(710a) A Brief Review of BTEM Spectral Analysis. in Situ and On-Line FTIR, Raman, NMR and DRIFT Studies
AIChE Annual Meeting
2010
2010 Annual Meeting
Catalysis and Reaction Engineering Division
Process Analytical Technologies
Thursday, November 11, 2010 - 3:15pm to 3:36pm
Band-target entropy minimization (BTEM) is an algorithm which analyzes very large sets of spectra (1000's of spectra are typical sets), in order to determine the underlying pure component spectra of the consituents present. The BTEM algorithm was first presented in a few 2002 publications, using FTIR data from reactive organometallic and homogeneous catalyzed reactions. Frequently, a dozen or more pure component spectra can be recovered from a reaction, even from trace components.

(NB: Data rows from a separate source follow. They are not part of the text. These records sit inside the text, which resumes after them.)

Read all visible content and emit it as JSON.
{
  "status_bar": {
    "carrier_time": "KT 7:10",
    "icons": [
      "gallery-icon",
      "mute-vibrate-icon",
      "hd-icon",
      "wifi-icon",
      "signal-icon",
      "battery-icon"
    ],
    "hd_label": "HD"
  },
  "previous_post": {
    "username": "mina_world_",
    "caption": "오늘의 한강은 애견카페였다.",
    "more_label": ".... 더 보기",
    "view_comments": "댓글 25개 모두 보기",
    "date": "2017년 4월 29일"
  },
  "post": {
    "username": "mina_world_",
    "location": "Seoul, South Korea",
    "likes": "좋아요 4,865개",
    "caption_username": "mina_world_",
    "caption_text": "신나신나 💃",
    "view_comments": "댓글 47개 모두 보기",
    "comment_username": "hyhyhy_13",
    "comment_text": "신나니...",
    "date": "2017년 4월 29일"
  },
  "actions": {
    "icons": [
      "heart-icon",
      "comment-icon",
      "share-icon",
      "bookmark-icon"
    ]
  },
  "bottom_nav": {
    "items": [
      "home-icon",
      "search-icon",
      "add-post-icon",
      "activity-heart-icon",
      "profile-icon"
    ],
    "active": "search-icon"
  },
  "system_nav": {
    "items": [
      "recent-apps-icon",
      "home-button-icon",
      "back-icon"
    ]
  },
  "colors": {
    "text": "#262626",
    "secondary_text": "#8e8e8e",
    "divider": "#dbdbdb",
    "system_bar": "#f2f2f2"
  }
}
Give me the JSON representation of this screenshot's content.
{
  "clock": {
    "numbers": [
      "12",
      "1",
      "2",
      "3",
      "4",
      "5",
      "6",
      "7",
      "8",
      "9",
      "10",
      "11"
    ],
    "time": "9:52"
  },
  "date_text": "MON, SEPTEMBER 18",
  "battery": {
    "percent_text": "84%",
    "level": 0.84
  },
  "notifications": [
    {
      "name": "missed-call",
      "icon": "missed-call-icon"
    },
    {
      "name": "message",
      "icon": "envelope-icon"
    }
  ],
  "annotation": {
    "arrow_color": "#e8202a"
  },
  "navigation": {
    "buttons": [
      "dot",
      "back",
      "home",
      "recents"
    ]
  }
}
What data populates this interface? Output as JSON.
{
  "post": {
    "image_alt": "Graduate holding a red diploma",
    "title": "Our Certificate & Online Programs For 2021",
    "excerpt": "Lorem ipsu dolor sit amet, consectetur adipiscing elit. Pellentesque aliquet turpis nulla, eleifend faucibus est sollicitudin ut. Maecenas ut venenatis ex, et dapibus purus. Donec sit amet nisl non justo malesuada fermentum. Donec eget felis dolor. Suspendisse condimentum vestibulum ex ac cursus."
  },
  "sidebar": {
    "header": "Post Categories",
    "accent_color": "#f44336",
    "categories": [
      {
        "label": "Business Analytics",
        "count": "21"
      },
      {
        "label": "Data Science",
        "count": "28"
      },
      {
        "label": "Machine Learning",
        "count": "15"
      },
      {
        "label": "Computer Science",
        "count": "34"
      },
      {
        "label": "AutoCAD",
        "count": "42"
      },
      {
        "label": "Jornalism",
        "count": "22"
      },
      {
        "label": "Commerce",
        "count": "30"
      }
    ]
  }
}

Typical signal-to-noise ratios, for species at the 1 ppm level are 20:1 or better. BTEM has now been used in circa 100 peer-reviewed journal publications (Organometallics, JACS, J Catalysis etc). Since 2002, BTEM has been applied to 1D data (Raman, NMR, DRIFT, UV-VIS, ECD etc) as well as 2D data (COSY and other 2D NMR, excitation flouresence). This contribution will review the various areas where BTEM has made a contribution.